Mukilteo Mayor Joe Marine. (Kevin Clark / Herald file)

MUKILTEO — Will there be more “Wait … what?” moments at upcoming Mukilteo City Council meetings?

Tune into another episode of filling three seats on the Diversity, Equity and Inclusion Commission and the new matter of the mayor’s pick as finance director.

A council meeting March 7 demonstrated the balance of power between Mayor Joe Marine and the council, which did not approve his selections for the DEI commission.

“I just get a feeling they’re already trying to undermine my authority at every turn,” Marine told The Daily Herald after that meeting.

Marine told the council he talked to all six applicants for the three open spots on the seven-member DEI commission.

“I looked at time in the community … at the diversity factor … at a number of different things,” Marine said. The six applications were on the meeting’s public agenda site.

The DEI commission has two councilmember liaisons, Louis Harris and Elisabeth Crawford. Their input was not sought.

It was up to the City Council to approve the mayor’s recommendations: Mike Dixon, an African American man; Polish American Ewa Wheeler; and Gauri Sanghvi, who represents the Indian community. At the March 7 virtual meeting, applicants were present to take questions.

Instead, it was Marine who was questioned.

“I thought that the three applicants not chosen were very highly qualified for the position,” Crawford, council vice president, said at the meeting.

The three, a Latinx man and two women from South America and Ukraine, had diversity team workplace experience.

Harris challenged “the objectivity of the decision-making process.”

The application process, which did not have a stated closing date, was another concern.

Still, things were moving along — until the vote.

It was 3-3 when the deciding vote reached Jason Moon, a new councilmember and a former DEI commissioner.

Moon abstained.

Marine stated his mayoral power to break the council’s tie and pass the motion.

Not so fast …

Councilmember Richard Emery changed his “Yes” vote to abstain.

Meaning it failed.

Marine told the council: “I’m quite frankly not sure exactly what the council wants. … I was voted as mayor. It is my prerogative to choose these.”
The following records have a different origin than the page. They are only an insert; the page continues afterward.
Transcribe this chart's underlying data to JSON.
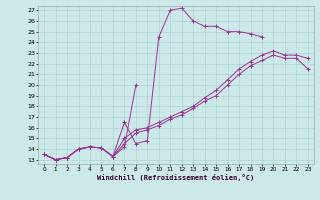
{
  "xlabel": "Windchill (Refroidissement éolien,°C)",
  "bg_color": "#cce8e8",
  "grid_color": "#aad4d4",
  "line_color": "#993399",
  "xlim_min": -0.5,
  "xlim_max": 23.5,
  "ylim_min": 12.6,
  "ylim_max": 27.4,
  "xticks": [
    0,
    1,
    2,
    3,
    4,
    5,
    6,
    7,
    8,
    9,
    10,
    11,
    12,
    13,
    14,
    15,
    16,
    17,
    18,
    19,
    20,
    21,
    22,
    23
  ],
  "yticks": [
    13,
    14,
    15,
    16,
    17,
    18,
    19,
    20,
    21,
    22,
    23,
    24,
    25,
    26,
    27
  ],
  "series": [
    {
      "x": [
        0,
        1,
        2,
        3,
        4,
        5,
        6,
        7,
        8
      ],
      "y": [
        13.5,
        13.0,
        13.2,
        14.0,
        14.2,
        14.1,
        13.3,
        14.2,
        20.0
      ]
    },
    {
      "x": [
        0,
        1,
        2,
        3,
        4,
        5,
        6,
        7,
        8,
        9,
        10,
        11,
        12,
        13,
        14,
        15,
        16,
        17,
        18,
        19
      ],
      "y": [
        13.5,
        13.0,
        13.2,
        14.0,
        14.2,
        14.1,
        13.3,
        16.5,
        14.5,
        14.8,
        24.5,
        27.0,
        27.2,
        26.0,
        25.5,
        25.5,
        25.0,
        25.0,
        24.8,
        24.5
      ]
    },
    {
      "x": [
        0,
        1,
        2,
        3,
        4,
        5,
        6,
        7,
        8,
        9,
        10,
        11,
        12,
        13,
        14,
        15,
        16,
        17,
        18,
        19,
        20,
        21,
        22,
        23
      ],
      "y": [
        13.5,
        13.0,
        13.2,
        14.0,
        14.2,
        14.1,
        13.3,
        15.0,
        15.8,
        16.0,
        16.5,
        17.0,
        17.5,
        18.0,
        18.8,
        19.5,
        20.5,
        21.5,
        22.2,
        22.8,
        23.2,
        22.8,
        22.8,
        22.5
      ]
    },
    {
      "x": [
        0,
        1,
        2,
        3,
        4,
        5,
        6,
        7,
        8,
        9,
        10,
        11,
        12,
        13,
        14,
        15,
        16,
        17,
        18,
        19,
        20,
        21,
        22,
        23
      ],
      "y": [
        13.5,
        13.0,
        13.2,
        14.0,
        14.2,
        14.1,
        13.3,
        14.5,
        15.5,
        15.8,
        16.2,
        16.8,
        17.2,
        17.8,
        18.5,
        19.0,
        20.0,
        21.0,
        21.8,
        22.3,
        22.8,
        22.5,
        22.5,
        21.5
      ]
    }
  ]
}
After the meeting, Marine said, “I was surprised. I thought the people I picked were great. … I think they (the council) are not understanding the process. I have an opportunity to appoint and then they can confirm or not.”

Contacted by phone, Council President Steve Schmalz agreed on the last point.

“The council per state law can either confirm or request the mayor reconsider his appointments,” Schmalz said. “That’s state law. There’s no ambiguity on this.”

The six DEI commission candidates are still in the running. The application process was reopened for new submissions until March 25.

Marine told The Herald he plans to select three without input from liaison councilmembers, but that he might get opinions of DEI commissioners. He will present his picks at a meeting in April.

Meanwhile, at a virtual meeting at 6 p.m. Monday, the mayor plans to seek approval for a new finance director. Last week, he asked Shawn Hunstock, hired by former mayor Jennifer Gregerson, to resign from the post.

Marine wants to hire Scott James, the city’s finance director from 2007 to 2014 under his former two-term mayorship. James was finance director of the city of Edmonds until 2020 and currently for Snohomish.

The mayor is requesting the council waive the standard recruitment process to fill the position and allow a direct appointment for James. The starting date is April 1 at a monthly base salary of $12,618.

It’s up to the council on Monday to either approve James or request the mayor reconsider and find another candidate.